In my high school days I was a theatre kid. Being a part of a theatre program, even if it’s for a short while, means you will, inevitably, discover other musicals and spend a lot of time in front of your mirror belting out your favorite show tunes. Chicago is one of the musicals I discovered and love love loved. I am, in fact, listening to the soundtrack while writing this. So, when one of my friends told me she was reading a book about the real life events that inspired the play that inspired the musical, I signed up to be first on the list to borrow it from her when she was done.
This was a fascinating book. Having seen the movie many times over, I recognized the characters being described, and even some of the lines said in court. It adds to the absurdity of the plot (women murders not getting convicted because of the media circus around the case and their beauty, of course) when it’s understood that it was all based on true events. The spectacle that the musical presents, the court drama, and the media coverage seems to have been accurately, minus occasionally breaking out in song, represented in the musical.
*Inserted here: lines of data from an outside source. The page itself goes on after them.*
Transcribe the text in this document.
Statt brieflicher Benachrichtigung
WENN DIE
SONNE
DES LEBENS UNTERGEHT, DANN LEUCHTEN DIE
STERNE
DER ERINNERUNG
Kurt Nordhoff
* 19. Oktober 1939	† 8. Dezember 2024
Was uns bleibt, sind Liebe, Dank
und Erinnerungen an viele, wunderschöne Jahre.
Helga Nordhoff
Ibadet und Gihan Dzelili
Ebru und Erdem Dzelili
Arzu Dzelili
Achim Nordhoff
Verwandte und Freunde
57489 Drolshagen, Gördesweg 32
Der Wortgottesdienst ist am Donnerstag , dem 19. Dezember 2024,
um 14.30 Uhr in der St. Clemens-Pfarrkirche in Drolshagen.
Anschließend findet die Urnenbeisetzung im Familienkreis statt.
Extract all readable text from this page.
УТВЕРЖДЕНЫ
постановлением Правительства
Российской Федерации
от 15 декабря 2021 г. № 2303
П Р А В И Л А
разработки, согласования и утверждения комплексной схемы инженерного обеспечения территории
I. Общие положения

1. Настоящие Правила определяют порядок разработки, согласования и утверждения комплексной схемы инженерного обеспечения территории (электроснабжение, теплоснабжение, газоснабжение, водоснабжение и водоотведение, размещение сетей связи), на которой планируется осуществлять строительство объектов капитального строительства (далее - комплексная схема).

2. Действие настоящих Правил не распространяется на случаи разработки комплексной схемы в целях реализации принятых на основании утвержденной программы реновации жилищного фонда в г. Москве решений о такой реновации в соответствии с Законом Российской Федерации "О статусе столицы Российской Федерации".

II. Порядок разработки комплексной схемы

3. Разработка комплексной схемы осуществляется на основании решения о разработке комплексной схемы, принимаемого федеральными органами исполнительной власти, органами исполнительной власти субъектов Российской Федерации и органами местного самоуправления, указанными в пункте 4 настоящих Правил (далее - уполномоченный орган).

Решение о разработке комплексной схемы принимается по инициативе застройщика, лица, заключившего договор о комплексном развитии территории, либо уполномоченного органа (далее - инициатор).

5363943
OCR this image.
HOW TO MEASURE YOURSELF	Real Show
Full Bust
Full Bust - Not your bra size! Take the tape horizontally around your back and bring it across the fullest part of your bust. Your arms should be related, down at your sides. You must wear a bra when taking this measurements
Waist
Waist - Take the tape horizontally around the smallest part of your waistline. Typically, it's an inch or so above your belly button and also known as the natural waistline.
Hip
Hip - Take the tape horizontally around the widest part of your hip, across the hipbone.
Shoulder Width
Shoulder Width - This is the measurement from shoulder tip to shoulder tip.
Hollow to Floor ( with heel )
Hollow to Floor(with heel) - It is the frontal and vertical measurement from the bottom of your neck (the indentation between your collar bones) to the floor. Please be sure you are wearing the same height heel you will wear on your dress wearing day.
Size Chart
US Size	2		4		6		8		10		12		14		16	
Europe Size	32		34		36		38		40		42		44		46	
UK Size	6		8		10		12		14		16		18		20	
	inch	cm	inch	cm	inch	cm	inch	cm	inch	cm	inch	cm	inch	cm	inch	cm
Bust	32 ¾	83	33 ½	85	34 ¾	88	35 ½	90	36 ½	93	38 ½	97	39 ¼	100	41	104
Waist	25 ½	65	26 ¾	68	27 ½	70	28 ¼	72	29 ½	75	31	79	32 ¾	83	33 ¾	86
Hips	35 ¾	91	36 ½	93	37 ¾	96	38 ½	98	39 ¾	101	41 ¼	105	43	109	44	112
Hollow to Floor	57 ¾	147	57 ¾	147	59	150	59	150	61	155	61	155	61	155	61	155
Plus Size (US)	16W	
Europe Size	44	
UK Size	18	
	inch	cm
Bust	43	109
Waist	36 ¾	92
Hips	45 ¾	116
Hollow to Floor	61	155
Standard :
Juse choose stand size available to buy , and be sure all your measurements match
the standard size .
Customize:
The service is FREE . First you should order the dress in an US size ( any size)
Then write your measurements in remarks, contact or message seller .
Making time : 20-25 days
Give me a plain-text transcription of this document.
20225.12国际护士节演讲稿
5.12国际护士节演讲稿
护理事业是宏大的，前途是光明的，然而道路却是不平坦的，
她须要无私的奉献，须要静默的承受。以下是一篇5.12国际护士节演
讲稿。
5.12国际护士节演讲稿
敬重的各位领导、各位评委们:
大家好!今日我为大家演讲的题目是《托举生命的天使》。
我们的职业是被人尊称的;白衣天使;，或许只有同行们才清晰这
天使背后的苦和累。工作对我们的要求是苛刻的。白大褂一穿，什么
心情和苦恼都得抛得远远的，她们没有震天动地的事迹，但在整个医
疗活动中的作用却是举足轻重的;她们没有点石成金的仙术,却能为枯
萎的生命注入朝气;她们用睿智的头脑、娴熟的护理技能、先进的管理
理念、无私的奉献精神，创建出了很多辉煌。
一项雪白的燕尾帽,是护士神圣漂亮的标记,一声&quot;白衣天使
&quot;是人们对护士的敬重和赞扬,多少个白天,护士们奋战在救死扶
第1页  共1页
The tone of the book was often that of a story teller, I imagine this was mimicking the newspapers of the time, which made it easier to read, but it sometimes took away from the credibility of the book. The “facts” of the case were often coming directly from the newspapers of the time, which we had just been told dramatized things and sometimes blatantly lied. It may be a sign of the times that I read this book with such skepticism.
I read with the understanding that the author is trying to sell a story, the reporters back then were also trying to sell a story, and the only people that knew what happened were dead or trying to avoid death, thus, not entirely reliable, honesty wise. I imagine most people today would read the story with the same understanding. In this day and age we’ve been inundated with “news” stories blown out of proportion and dramatized to try and convince us it’s worth our time to spend money on the story. They take a side and try to convince us to agree with them. The Girls of Murder City depicts this happening for one of the first times, and the whole country bought into to it.
To be completely honest I knew the murderesses stories already. They didn’t stop being interesting, but it was not new information. What was new, was the reporters side of the story. They were swaying the whole country’s way of thinking about these ladies. How much was intentional? How much did the readers misinterpret? What effect did this have on the reporters? The newspapers? The answers to these questions are what I took away from this book.